After outlining the BAO theory, Eisenstein turned to DESI, which was designed to map cosmic expansion and the growth of structure through BAO. Building on the legacy of the Sloan Digital Sky Survey, DESI has mapped about 40% of the sky from redshift z = 0 to z = 3.5. Over four and a half years, through spectra, DESI has measured 45 million extragalactic redshifts and observed 18 million stars.

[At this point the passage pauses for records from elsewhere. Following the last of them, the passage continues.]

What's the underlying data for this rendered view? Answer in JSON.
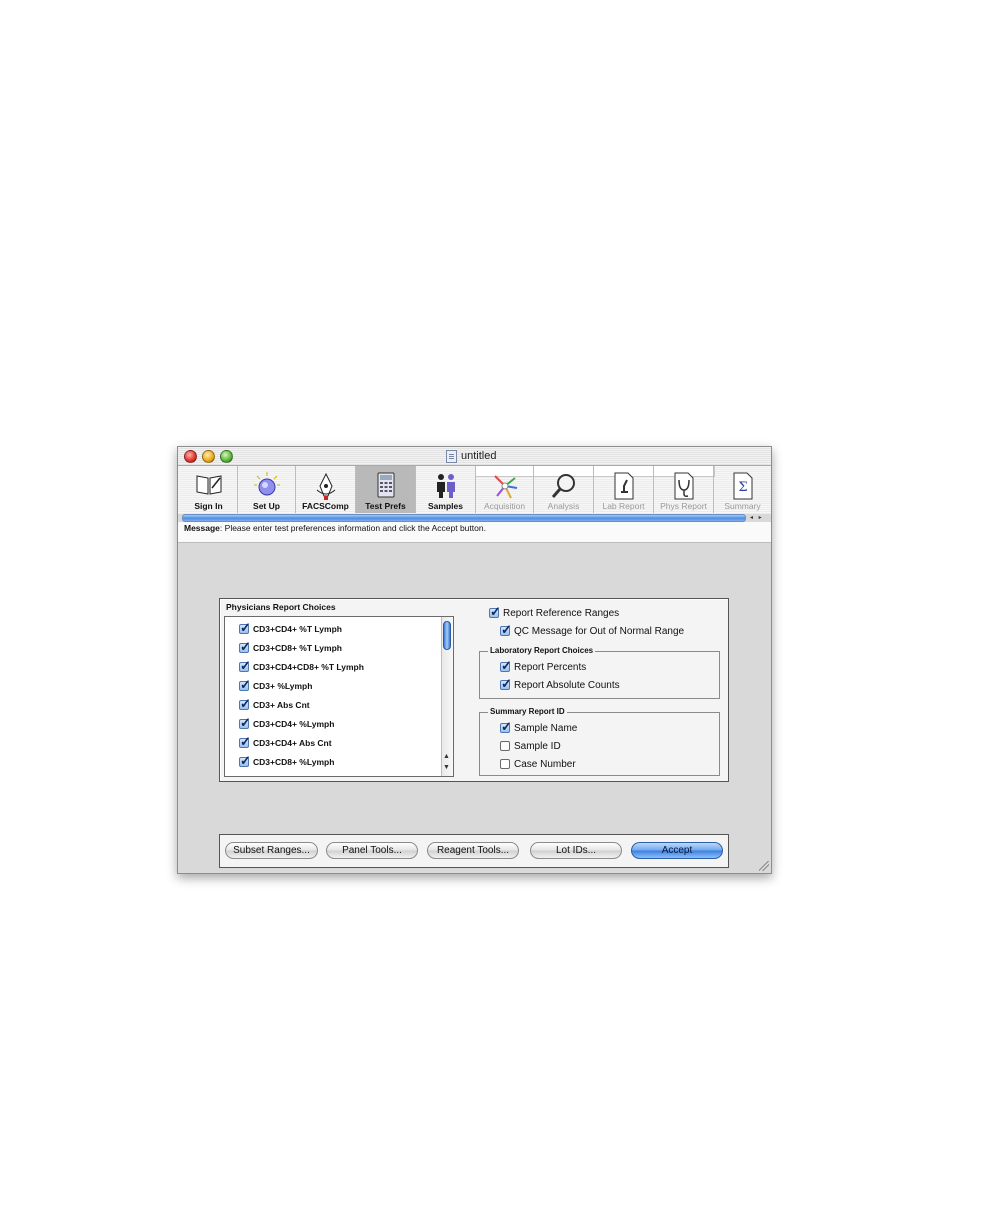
{
  "window": {
    "title": "untitled"
  },
  "toolbar": {
    "items": [
      {
        "label": "Sign In",
        "icon": "book-icon",
        "active": false,
        "enabled": true
      },
      {
        "label": "Set Up",
        "icon": "bead-icon",
        "active": false,
        "enabled": true
      },
      {
        "label": "FACSComp",
        "icon": "pen-icon",
        "active": false,
        "enabled": true
      },
      {
        "label": "Test Prefs",
        "icon": "calculator-icon",
        "active": true,
        "enabled": true
      },
      {
        "label": "Samples",
        "icon": "people-icon",
        "active": false,
        "enabled": true
      },
      {
        "label": "Acquisition",
        "icon": "acquisition-burst-icon",
        "active": false,
        "enabled": false
      },
      {
        "label": "Analysis",
        "icon": "magnifier-icon",
        "active": false,
        "enabled": false
      },
      {
        "label": "Lab Report",
        "icon": "microscope-report-icon",
        "active": false,
        "enabled": false
      },
      {
        "label": "Phys Report",
        "icon": "stethoscope-report-icon",
        "active": false,
        "enabled": false
      },
      {
        "label": "Summary",
        "icon": "sigma-icon",
        "active": false,
        "enabled": false
      }
    ]
  },
  "message": {
    "prefix": "Message",
    "text": ": Please enter test preferences information and click the Accept button."
  },
  "physicians_panel": {
    "title": "Physicians Report Choices",
    "items": [
      {
        "label": "CD3+CD4+ %T Lymph",
        "checked": true
      },
      {
        "label": "CD3+CD8+ %T Lymph",
        "checked": true
      },
      {
        "label": "CD3+CD4+CD8+ %T Lymph",
        "checked": true
      },
      {
        "label": "CD3+ %Lymph",
        "checked": true
      },
      {
        "label": "CD3+ Abs Cnt",
        "checked": true
      },
      {
        "label": "CD3+CD4+ %Lymph",
        "checked": true
      },
      {
        "label": "CD3+CD4+ Abs Cnt",
        "checked": true
      },
      {
        "label": "CD3+CD8+ %Lymph",
        "checked": true
      }
    ]
  },
  "options": {
    "report_reference_ranges": {
      "label": "Report Reference Ranges",
      "checked": true
    },
    "qc_message": {
      "label": "QC Message for Out of Normal Range",
      "checked": true
    }
  },
  "lab_group": {
    "title": "Laboratory Report Choices",
    "items": [
      {
        "label": "Report Percents",
        "checked": true
      },
      {
        "label": "Report Absolute Counts",
        "checked": true
      }
    ]
  },
  "summary_group": {
    "title": "Summary Report ID",
    "items": [
      {
        "label": "Sample Name",
        "checked": true
      },
      {
        "label": "Sample ID",
        "checked": false
      },
      {
        "label": "Case Number",
        "checked": false
      }
    ]
  },
  "buttons": {
    "subset_ranges": "Subset Ranges...",
    "panel_tools": "Panel Tools...",
    "reagent_tools": "Reagent Tools...",
    "lot_ids": "Lot IDs...",
    "accept": "Accept"
  },
  "colors": {
    "accent": "#4f8ee0",
    "active_tool": "#b9b9b9"
  }
}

He then presented the BAO constraints from DESI Data Release 2, which are the tightest to date. He presented correlation functions for several galaxy samples, each revealing a clear BAO signal at the expected separation distance, and he added independent BAO evidence from the Lyman-alpha forest. In the final part of the talk, Eisenstein discussed the implications of these and other DESI results for LambdaCDM cosmology. He emphasized the strong synergy between BAO and Type Ia supernovae as complementary distance probes. When used independently, the BAO-based estimate of the Hubble constant differs from the value inferred from supernovae, further reinforcing the growing issues of the “Hubble tension.” He also presented analyses showing that DESI’s results favor models with evolving dark energy over a simple constant dark energy, and that this preference strengthens when cosmic microwave background and supernova data are included.
He closed by touching on other DESI measurements, including the Alcock Paczynski effect and measurements of gravitational lensing of the cosmic microwave background. Together, these results point to a rapidly improving picture of cosmic history and highlight how DESI’s precise mapping of structure can sharpen our understanding of the universe’s contents and evolution.